100s of Events (Id 5152) from Sophos Endpoint Protection on Windows desktops and servers (multiple versions)

This is a continuation of Sophos Endpoint Protection generating 100s of Events - Discussions - Intercept X Endpoint - Sophos Community, which is still happening and has never received a satisfactory answer (using auditpol to suppress these message is not a legitimate solution, because it indiscriminately suppresses reports of both valid and invalid 5152 events).

The aspect of the problem I'm reporting here is an apparent bug with the uninstaller.

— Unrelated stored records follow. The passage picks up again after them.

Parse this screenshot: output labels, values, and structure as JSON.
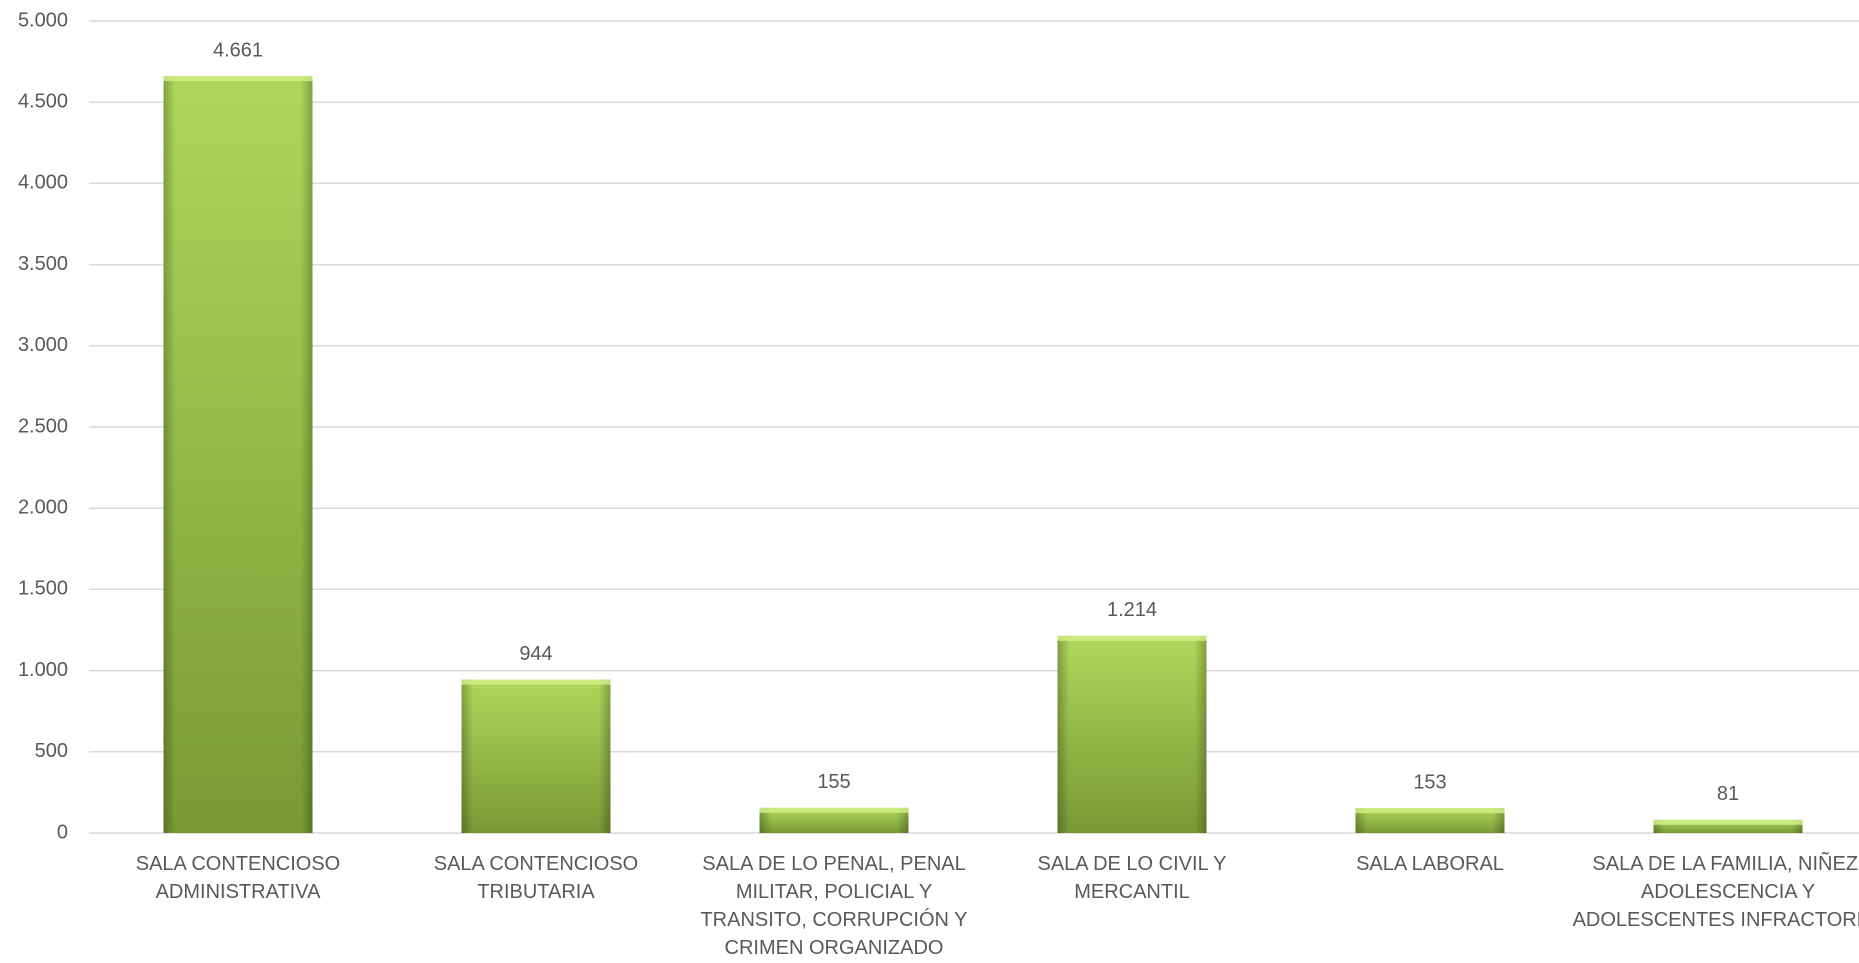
{
  "chart_data": {
    "type": "bar",
    "categories": [
      "SALA CONTENCIOSO\nADMINISTRATIVA",
      "SALA CONTENCIOSO\nTRIBUTARIA",
      "SALA DE LO PENAL, PENAL\nMILITAR, POLICIAL Y\nTRANSITO, CORRUPCIÓN Y\nCRIMEN ORGANIZADO",
      "SALA DE LO CIVIL Y\nMERCANTIL",
      "SALA LABORAL",
      "SALA DE LA FAMILIA, NIÑEZ,\nADOLESCENCIA Y\nADOLESCENTES INFRACTORES"
    ],
    "values": [
      4661,
      944,
      155,
      1214,
      153,
      81
    ],
    "value_labels": [
      "4.661",
      "944",
      "155",
      "1.214",
      "153",
      "81"
    ],
    "color": "#9acb48",
    "ylim": [
      0,
      5000
    ],
    "yticks": [
      0,
      {
        "value": 500,
        "label": "500"
      },
      {
        "value": 1000,
        "label": "1.000"
      },
      {
        "value": 1500,
        "label": "1.500"
      },
      {
        "value": 2000,
        "label": "2.000"
      },
      {
        "value": 2500,
        "label": "2.500"
      },
      {
        "value": 3000,
        "label": "3.000"
      },
      {
        "value": 3500,
        "label": "3.500"
      },
      {
        "value": 4000,
        "label": "4.000"
      },
      {
        "value": 4500,
        "label": "4.500"
      },
      {
        "value": 5000,
        "label": "5.000"
      }
    ],
    "grid": true
  }
}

We are no longer a Sophos customer (not my decision and the decision wasn't made because of this issue), but we are still seeing these events.  Uninstalling Sophos software resolved the issue on most systems, but not all of them.  (You might ask: why do you still think this has anything to do with Sophos?  See the earlier thread for some fairly convincing evidence.)

Note that this was never an issue with Sophos software by itself; rather it's an issue with interaction between Sophos Endpoint Protection and actions taken by Sophos through the Windows firewall API (at least that's the best theory I can come up with given the evidence that's available out there on the internet).  Note also that Sophos is not the only endpoint protection vendor that has this problem with the Windows firewall.

This leaves with me with the theory that, whatever Sophos did to Windows firewall, it was able to undo, in most cases.  In other cases, it left the Windows firewall's internal database in a confused state.  Perhaps Microsoft has most of the responsibility for this bug, but it is quite rare to see the 5152 problem on Windows systems without 3rd party endpoint protection and quite a bit more common to see it on systems that do have 3rd party protection.

It's easy to visualize mutual fingerpointing between the 3rd party vendors and Microsoft in this area, which is perhaps why the problem has continued for more than a decade.

This problem is also reported in https://community.sophos.com/on-premise-endpoint/f/sophos-endpoint-software/104223/100-s-of-logged-events-the-windows-filtering-platform-has-blocked-a-packet-5152-it-appears-that-sophos-end-point-security-is-causing-out-log-files-to-fill-up-with-this-error-and-may-be-generating-unnecessary-network-traffic-ahttps://community.sophos.com/intercept-x-endpoint/f/discussions/112965/sophos-endpoint-causing-1000s-of-audit-failures-in-event-viewer and https://ideas.sophos.com/forums/428821-sophos-central/suggestions/34754446-cannot-disable-firewall-monitoring (and in a number of places outside this community)

  • The installer of the Sophos Endpoint Firewall component, prior to 1.2 used to enable auditing of WFP events.  When you uninstall it did not disable this auditing, I guess because it didn't know if it was previously enabled or had potentially been enabled after install for some other purpose.

    1.2 of the EP FW does not enable it but equally doesn't attempt to disable it on upgrade.  So I imagine, that you don't see these events on newly installed computers where 1.2 was the first version installed.

    For existing machines with it enabled, running:

    auditpol /set /subcategory:"Filtering Platform Packet Drop" /success:disable /failure:disable

    Should disable it.

  • Hi,

    thanks for bringing this up. I've noticed those many eventlogs on our servers but until today I could not see a relation between them and Sophos Intercept-X.

    And as reported by recently installed machines does not seem to have this issue.

    Problem is, that it spams security logs on servers where it drops out "real" security logs.